EU-Studie

Fast jede Webseite nutzt manipulative Dark Patterns

Veröffentlicht: 31.05.2022 | Geschrieben von: Markus Gärtner | Letzte Aktualisierung: 31.05.2022
Marionette im Kopf eines Mannes

Wer im Web auf eine neue Seite surft, kennt das: Der Anbieter fragt den Nutzer, ob er ihm Benachrichtigungen schicken darf – und der „Erlauben“-Button sieht dabei immer ein bisschen präsenter und relevanter aus, etwa mit einer anderen Farbe unterlegt. Derartige Tricks und Manipulationen auf Webseiten sind als sogenannte Dark Patterns („dunkle Muster“) bekannt und berüchtigt. Die EU-Kommission hat derartige Psycho-Tricks bei den größten Anbietern in einer umfassenden Studie untersuchen lassen. Die Ergebnisse: Nahezu alle großen Unternehmen nutzen solche Tricks, die den Nutzern vielfältig schaden können. Zum Teil sind diese sogar schon zwangsgewöhnt. Wir haben das Phänomen der Dark Patterns bereits in einem Extra-Beitrag beschrieben (siehe Infokasten).

Für die Studie wurden die Webseiten und Apps mit dem meisten Traffic in der EU unter die Lupe genommen, darunter unter anderem Google, Amazon, Facebook, Ebay, Zalando, Ikea, WhatsApp und TikTok. 97 Prozent der Unternehmen haben dabei Nutzer mit Dark Patterns zu Aktionen verführt, die nicht immer in deren Sinne sein dürften.

Vorsicht vor diesen Dark Patterns

Das sind die häufigsten Tricks:

  • versteckte Informationen / falsche Hierarchie
  • Vorauswahl
  • „Nörgelei“
  • schwierige Stornierungen 
  • Zwangsregistrierung

Oft werden die verschiedenen Muster auch kombiniert. In verschiedenen Bereichen werden bestimmte Tricks besonders häufig angewandt – im E-Commerce etwa Countdown-Timer, die einen Nutzer zum schnellen Kauf zwingen sollen. 

Online-Nutzer erkennen Webseiten-Tricks nicht – oder haben sich schon dran gewöhnt

Die Manipulation durch die Dark Patterns ist vielen Online-Usern gar nicht bewusst, warnt die Studie. „Die Fähigkeit des Durchschnittsverbrauchers, die Anwendung dieser Praktiken zu erkennen, ist eher begrenzt. Und, was noch bedenklicher ist, die Verbraucher scheinen das Vorhandensein von unlauteren Praktiken als Teil ihrer normalen digitalen Erfahrung zu akzeptieren und sich an sie zu gewöhnen“, so die Autoren. Besonders gefährdet sind dabei ältere Personen und solche mit einem geringen Bildungsniveau.

Die möglichen Schäden eines fehlgeleiteten Klicks können vielfältig und gefährlich sein: von finanziellen Verlusten über eine Verletzung der Privatsphäre bis zu kognitiven Belastungen und psychischen Schäden. Darüber hinaus könne sogar das generelle Online-Business in Gefahr geraten, denn solche unfairen Geschäftspraktiken können das Vertrauen der Verbraucher in digitale Märkte gefährden, heißt es.
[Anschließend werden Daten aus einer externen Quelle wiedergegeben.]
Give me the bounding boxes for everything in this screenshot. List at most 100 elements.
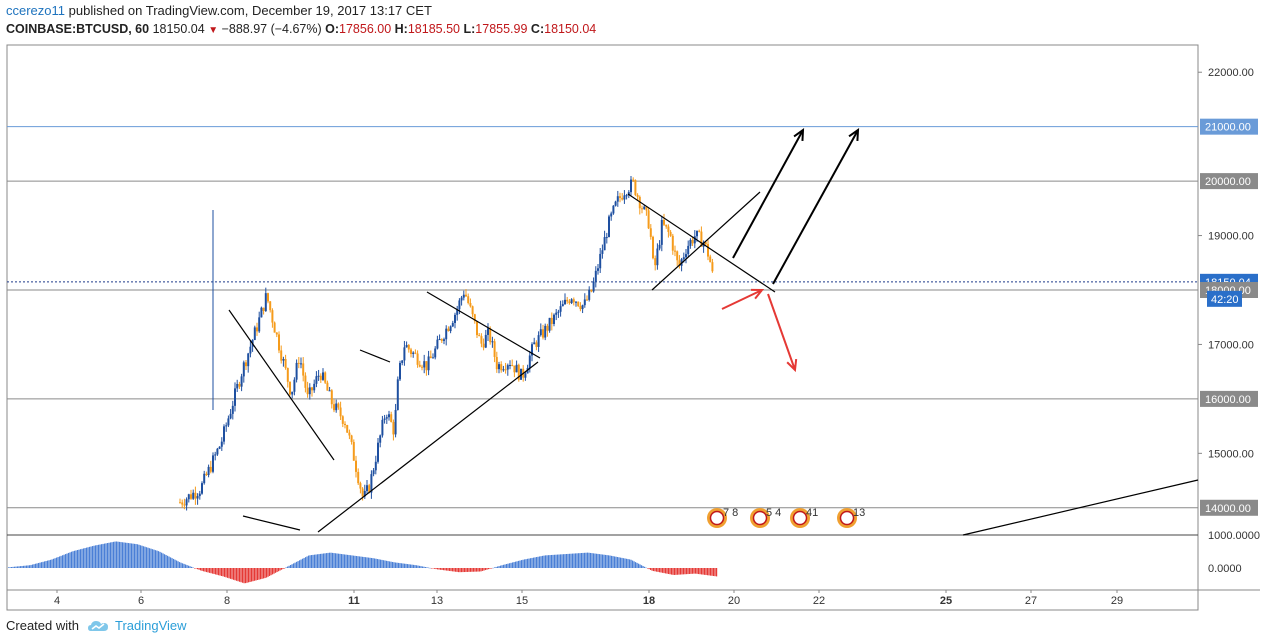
osc-bar [297, 561, 299, 568]
osc-bar [159, 551, 161, 568]
candle-body [218, 446, 221, 449]
osc-bar [261, 568, 263, 579]
candle-body [542, 329, 544, 338]
osc-bar [560, 554, 562, 568]
candle-body [407, 345, 410, 350]
osc-bar [83, 548, 85, 568]
trend-line[interactable] [651, 191, 761, 291]
osc-bar [230, 568, 232, 579]
x-tick-label: 27 [1025, 595, 1037, 607]
osc-bar [137, 544, 139, 568]
osc-bar [402, 563, 404, 568]
trend-line[interactable] [359, 349, 391, 363]
candle-body [429, 356, 432, 359]
bull-arrow-1[interactable] [732, 129, 804, 259]
trend-line[interactable] [426, 291, 541, 359]
osc-bar [248, 568, 250, 583]
osc-bar [129, 543, 131, 568]
osc-bar [656, 568, 658, 572]
osc-bar [375, 558, 377, 568]
event-bubble[interactable]: 7 8 [707, 507, 738, 528]
osc-bar [204, 568, 206, 572]
event-bubble[interactable]: 41 [790, 507, 818, 528]
candle-body [645, 206, 648, 211]
candle-body [363, 490, 366, 497]
symbol-label: COINBASE:BTCUSD, 60 [6, 22, 150, 36]
candle-body [264, 293, 267, 312]
osc-bar [177, 561, 179, 568]
osc-bar [365, 557, 367, 568]
candle-body [185, 499, 188, 506]
osc-bar [411, 564, 413, 568]
osc-bar [707, 568, 709, 576]
osc-bar [125, 542, 127, 568]
tradingview-link[interactable]: TradingView [87, 618, 187, 633]
osc-bar [677, 568, 679, 575]
trend-line[interactable] [242, 515, 301, 531]
osc-bar [464, 568, 466, 573]
trend-line[interactable] [228, 309, 335, 461]
candle-body [445, 328, 448, 340]
osc-bar [245, 568, 247, 584]
osc-bar [455, 568, 457, 572]
osc-bar [219, 568, 221, 576]
level-label-20000.00: 20000.00 [1205, 176, 1251, 188]
osc-bar [267, 568, 269, 577]
candle-body [438, 339, 441, 341]
osc-bar [524, 559, 526, 568]
candle-body [278, 334, 280, 351]
bull-arrow-2[interactable] [772, 129, 859, 285]
candle-body [700, 231, 703, 247]
candle-body [612, 205, 615, 214]
osc-bar [332, 552, 334, 568]
candle-body [432, 357, 434, 359]
candle-body [504, 369, 507, 371]
osc-bar [390, 561, 392, 568]
event-bubble[interactable]: 5 4 [750, 507, 781, 528]
osc-bar [299, 560, 301, 568]
osc-bar [123, 542, 125, 568]
candle-body [231, 405, 234, 414]
osc-bar [27, 565, 29, 568]
osc-bar [716, 568, 718, 577]
osc-bar [218, 568, 220, 576]
osc-bar [51, 559, 53, 568]
osc-bar [140, 545, 142, 568]
osc-bar [441, 568, 443, 570]
trend-line[interactable] [317, 361, 539, 533]
osc-bar [423, 566, 425, 568]
candle-body [550, 317, 553, 324]
y-tick-label: 15000.00 [1208, 448, 1254, 460]
event-bubble-count: 13 [853, 507, 865, 519]
osc-bar [596, 553, 598, 568]
osc-bar [213, 568, 215, 575]
osc-bar [35, 563, 37, 568]
osc-bar [149, 548, 151, 568]
trend-line[interactable] [962, 479, 1199, 536]
osc-bar [17, 566, 19, 568]
candle-body [418, 364, 421, 367]
last-price: 18150.04 [152, 22, 205, 36]
event-bubble[interactable]: 13 [837, 507, 865, 528]
osc-bar [554, 554, 556, 568]
candle-body [652, 236, 654, 259]
osc-bar [585, 552, 587, 568]
candle-body [671, 235, 674, 251]
candle-body [421, 366, 423, 368]
osc-bar [333, 553, 335, 568]
candle-body [649, 228, 652, 237]
trend-line[interactable] [627, 193, 776, 293]
osc-bar [566, 553, 568, 568]
bear-arrow[interactable] [767, 293, 796, 371]
osc-bar [201, 568, 203, 571]
osc-bar [195, 568, 197, 569]
osc-bar [633, 561, 635, 568]
retest-arrow[interactable] [721, 289, 763, 310]
osc-bar [438, 568, 440, 570]
osc-bar [294, 562, 296, 568]
candle-body [361, 488, 364, 497]
author-link[interactable]: ccerezo11 [6, 3, 66, 18]
osc-bar [81, 548, 83, 568]
candle-body [242, 362, 245, 377]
Sind Dark Patterns illegal?

Obwohl das Problem der Dark Patterns schon weithin bekannt ist, tut sich der Gesetzgeber mit dem Vorgehen dagegen schwer. „Eine zentrale Herausforderung ist, dass solche Praktiken oft in einem unscharfen Bereich zwischen legitimen Überzeugungsversuchen und illegitimen Manipulationstechniken bewegen“, erklären die Studienautoren.
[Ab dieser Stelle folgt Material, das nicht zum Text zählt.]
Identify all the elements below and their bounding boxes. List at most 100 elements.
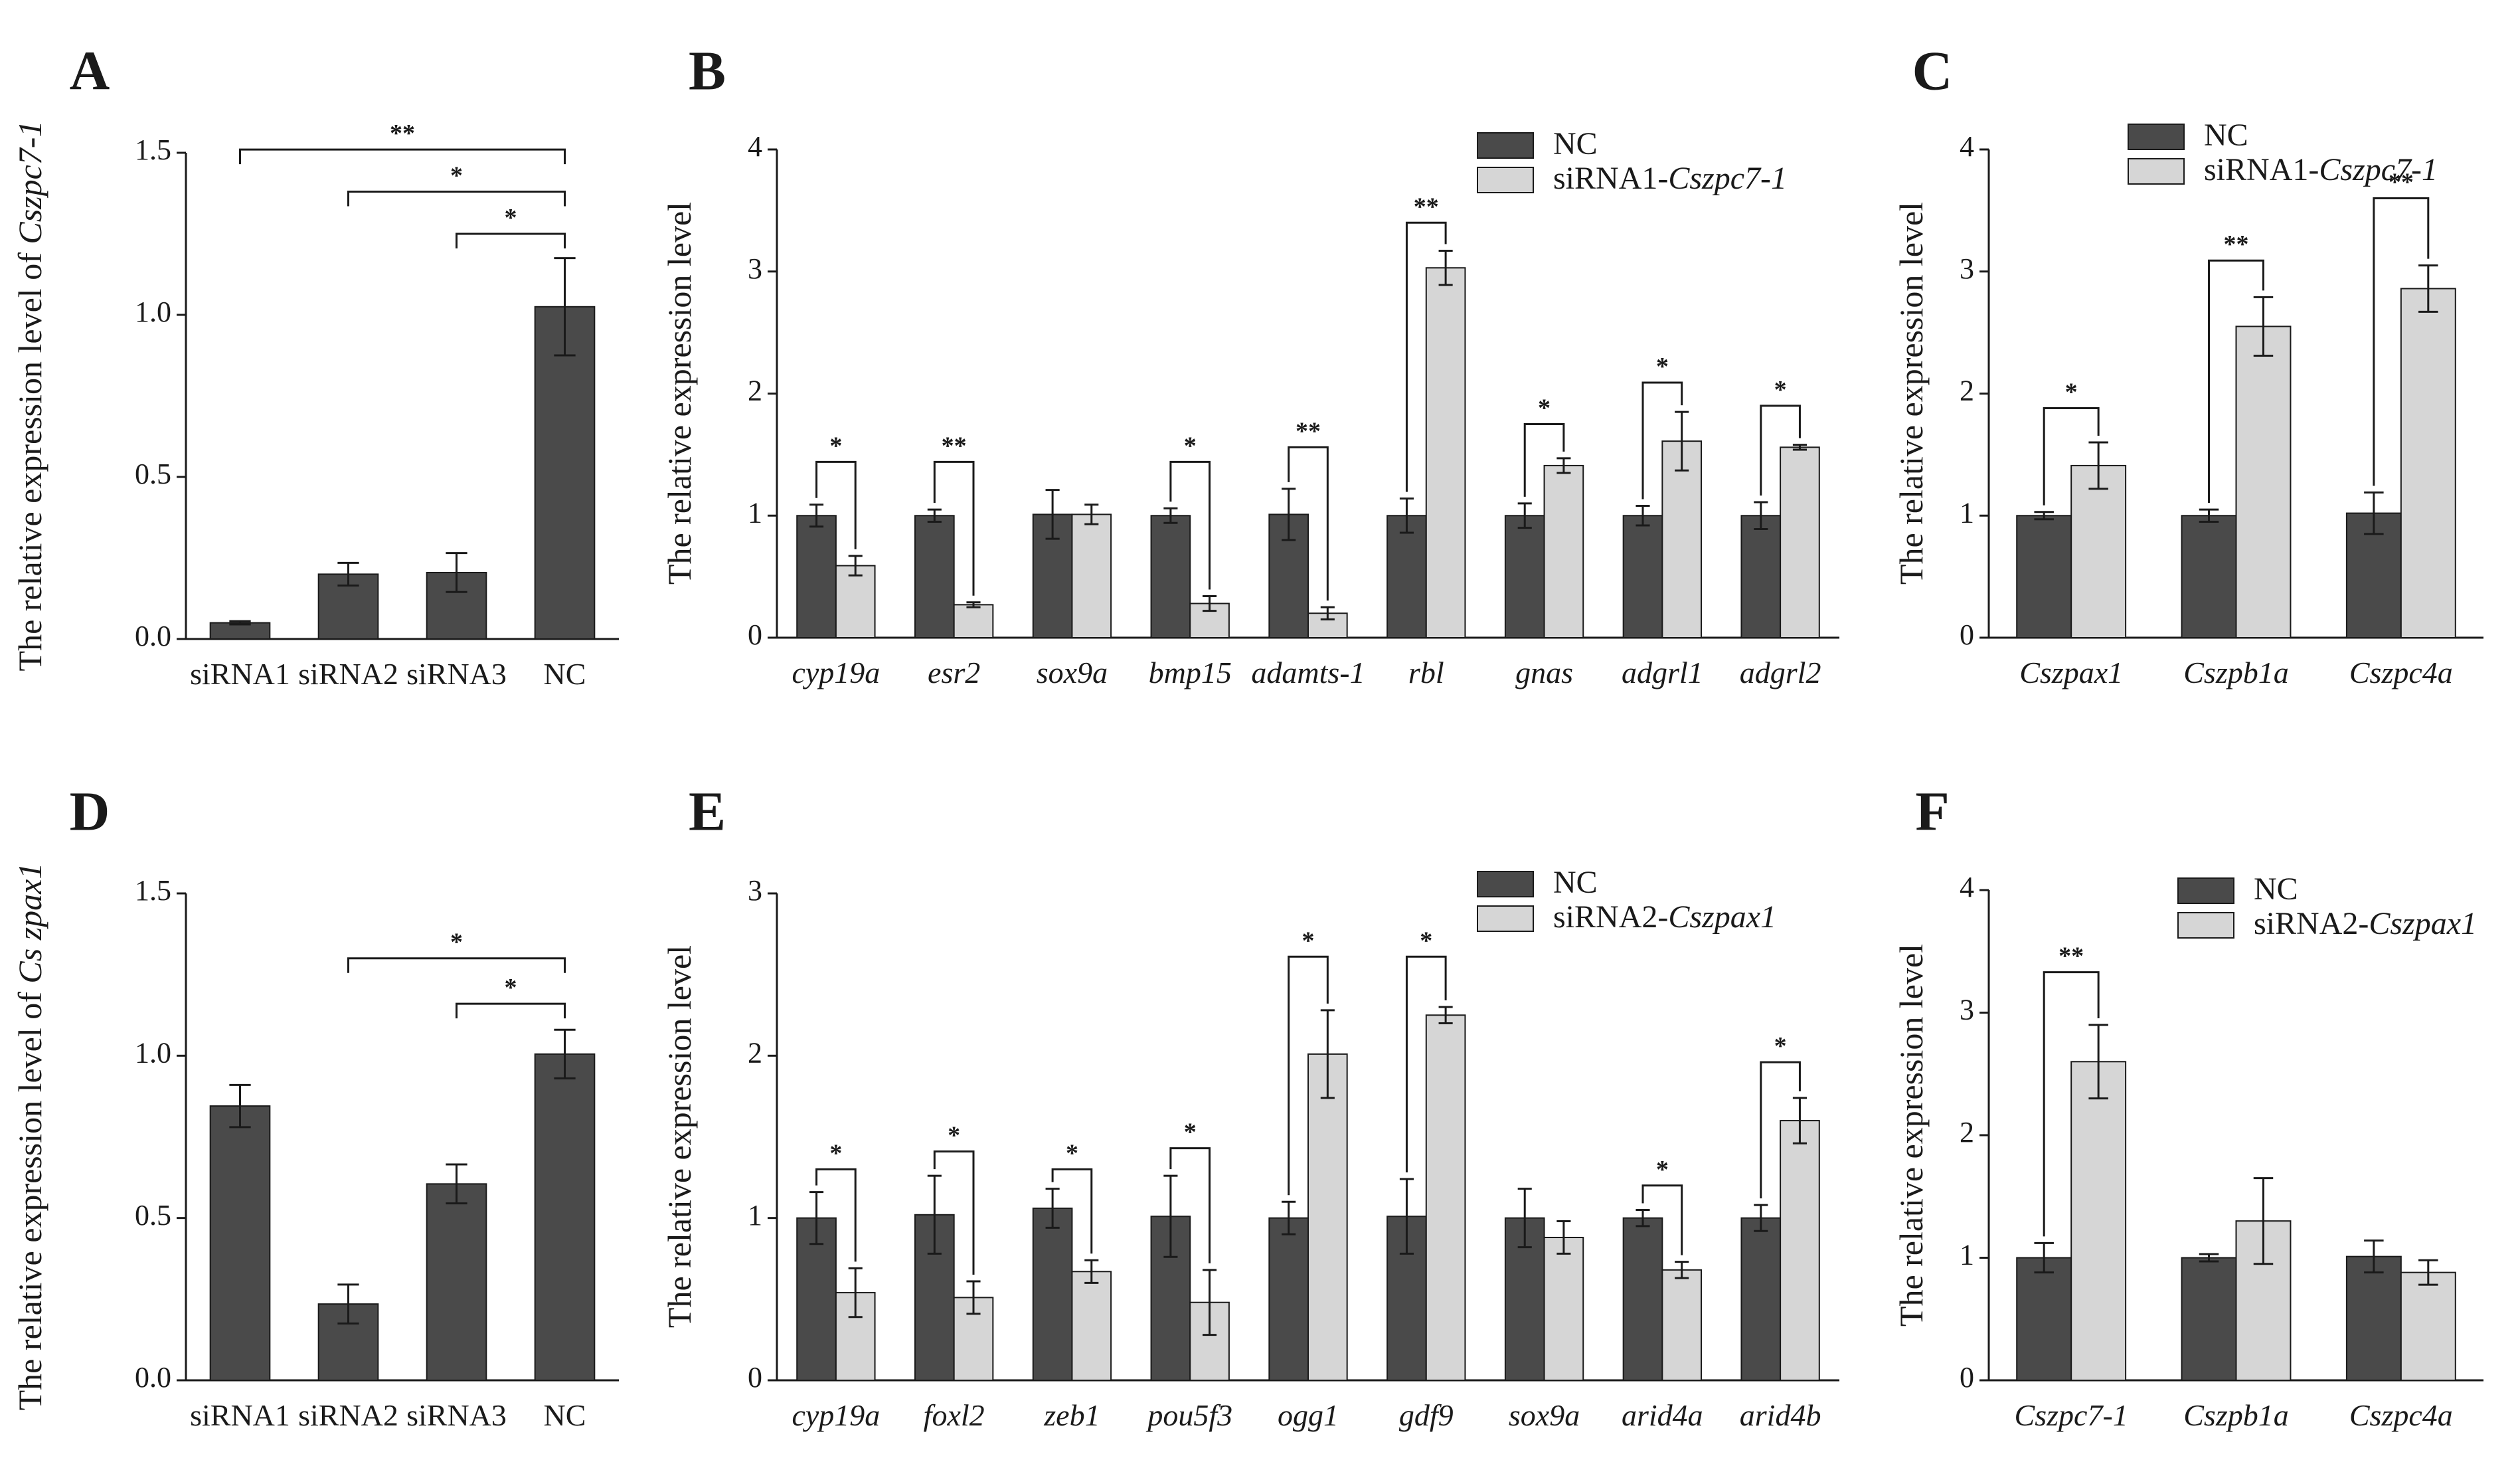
significance-star: * (948, 1121, 960, 1149)
bar-adgrl2-siRNA1-Cszpc7-1 (1780, 446, 1820, 638)
error-bar (337, 561, 359, 587)
y-tick-label: 1.0 (135, 1036, 171, 1069)
significance-bracket (1641, 1184, 1683, 1255)
x-category-label: adgrl1 (1622, 656, 1703, 689)
bar-ogg1-siRNA2-Cszpax1 (1307, 1053, 1348, 1381)
x-category-label: gdf9 (1399, 1398, 1454, 1432)
legend-swatch (2128, 158, 2185, 185)
x-category-label: cyp19a (792, 656, 880, 689)
y-tick-label: 0.5 (135, 1199, 171, 1232)
error-bar (1203, 1269, 1217, 1336)
bar-gdf9-siRNA2-Cszpax1 (1425, 1014, 1466, 1381)
significance-star: * (450, 929, 463, 957)
significance-star: * (1184, 432, 1197, 460)
significance-bracket (456, 232, 566, 248)
bar-Cszpc7-1-NC (2016, 1257, 2072, 1381)
error-bar (229, 1083, 251, 1129)
bar-siRNA1 (209, 1105, 271, 1381)
x-category-label: ogg1 (1278, 1398, 1339, 1432)
x-category-label: siRNA3 (406, 1398, 507, 1432)
error-bar (446, 552, 467, 593)
panel-a: A 0.0 0.5 1.0 1.5 The relative expression lev… (11, 40, 619, 691)
error-bar (2034, 1241, 2054, 1274)
significance-bracket (1405, 221, 1447, 492)
error-bar (809, 1191, 824, 1245)
x-category-label: Cszpb1a (2183, 656, 2288, 689)
significance-bracket (456, 1002, 566, 1019)
x-category-label: Cszpc4a (2349, 656, 2453, 689)
error-bar (2253, 1177, 2274, 1265)
legend-label-italic: Cszpax1 (1668, 899, 1776, 935)
y-tick-label: 3 (748, 874, 762, 907)
x-category-label: pou5f3 (1145, 1398, 1232, 1432)
significance-bracket (933, 460, 975, 596)
panel-label: E (689, 780, 726, 842)
x-category-label: foxl2 (924, 1398, 985, 1432)
bar-NC (534, 306, 596, 640)
y-tick-label: 0.0 (135, 620, 171, 652)
x-category-label: NC (544, 657, 586, 691)
y-tick-label: 1 (1960, 1239, 1974, 1271)
y-axis-label: The relative expression level (1892, 944, 1930, 1326)
y-axis-label: The relative expression level of Cs zpax… (11, 863, 48, 1411)
error-bar (1320, 606, 1335, 620)
bar-cyp19a-NC (796, 1217, 837, 1381)
x-category-label: Cszpb1a (2183, 1398, 2288, 1432)
bar-Cszpax1-siRNA1-Cszpc7-1 (2070, 464, 2127, 638)
error-bar (1792, 1097, 1807, 1144)
significance-bracket (1760, 405, 1801, 496)
legend-swatch (2177, 877, 2234, 904)
error-bar (1792, 444, 1807, 451)
error-bar (2418, 264, 2438, 313)
significance-star: ** (2224, 230, 2249, 258)
x-category-label: gnas (1515, 656, 1573, 689)
y-tick-label: 3 (1960, 994, 1974, 1026)
bar-rbl-NC (1386, 515, 1427, 638)
legend-label: NC (2204, 118, 2248, 153)
bar-adgrl1-NC (1622, 515, 1663, 638)
error-bar (2034, 511, 2054, 521)
x-category-label: Cszpax1 (2019, 656, 2123, 689)
legend-label-text: siRNA2- (2254, 906, 2369, 941)
y-axis-label-text: The relative expression level of (11, 244, 48, 672)
error-bar (554, 1028, 576, 1080)
significance-star: * (1656, 353, 1669, 381)
y-tick-label: 3 (1960, 252, 1974, 285)
error-bar (966, 601, 981, 608)
significance-bracket (815, 460, 857, 549)
error-bar (927, 508, 942, 523)
error-bar (2199, 1253, 2219, 1263)
bar-adgrl1-siRNA1-Cszpc7-1 (1661, 440, 1702, 638)
error-bar (1282, 1200, 1296, 1235)
legend-label-text: NC (1553, 126, 1598, 161)
y-tick-label: 0 (1960, 618, 1974, 651)
x-category-label: adamts-1 (1251, 656, 1365, 689)
bar-arid4b-siRNA2-Cszpax1 (1780, 1120, 1820, 1381)
error-bar (1438, 1006, 1453, 1024)
panel-b: B 0 1 2 3 4 The relative expression level cyp19… (661, 40, 1839, 689)
legend-label: siRNA1-Cszpc7-1 (1553, 161, 1787, 196)
bar-Cszpc7-1-siRNA2-Cszpax1 (2070, 1061, 2127, 1382)
significance-star: * (1656, 1156, 1669, 1184)
x-category-label: bmp15 (1149, 656, 1232, 689)
y-tick-label: 2 (748, 1036, 762, 1069)
panel-c: C 0 1 2 3 4 The relative expression level Cszpa… (1892, 40, 2483, 689)
error-bar (2418, 1259, 2438, 1286)
significance-bracket (1288, 446, 1329, 601)
error-bar (1556, 1220, 1571, 1255)
y-tick-label: 1.5 (135, 874, 171, 907)
legend-label-text: NC (2254, 871, 2298, 907)
y-axis-label: The relative expression level (661, 945, 698, 1328)
legend-label: NC (1553, 865, 1598, 900)
significance-star: * (829, 1139, 842, 1167)
legend-label: siRNA1-Cszpc7-1 (2204, 152, 2438, 187)
y-axis-label-gene: Cs zpax1 (11, 863, 48, 984)
significance-star: * (505, 974, 517, 1002)
y-tick-label: 1.0 (135, 296, 171, 328)
x-category-label: arid4a (1622, 1398, 1703, 1432)
error-bar (229, 620, 251, 626)
legend-label-text: siRNA2- (1553, 899, 1668, 935)
significance-bracket (815, 1168, 857, 1262)
bar-sox9a-siRNA1-Cszpc7-1 (1071, 513, 1112, 638)
significance-star: * (1302, 927, 1315, 955)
Unter anderem mit dem Digital Services Act (siehe Infokasten) will die EU schärfer gegen unlautere Tricks und Nutzer-Manipulation ankämpfen. Trotzdem seien wohl weitere „legislative Anpassungen notwendig“, heißt es in der Studie. Außerdem schlagen die Autoren vor, Leitlinien und eine Verpflichtung für Unternehmen zur fairen sowie neutralen Gestaltung derartiger Methoden zu erstellen.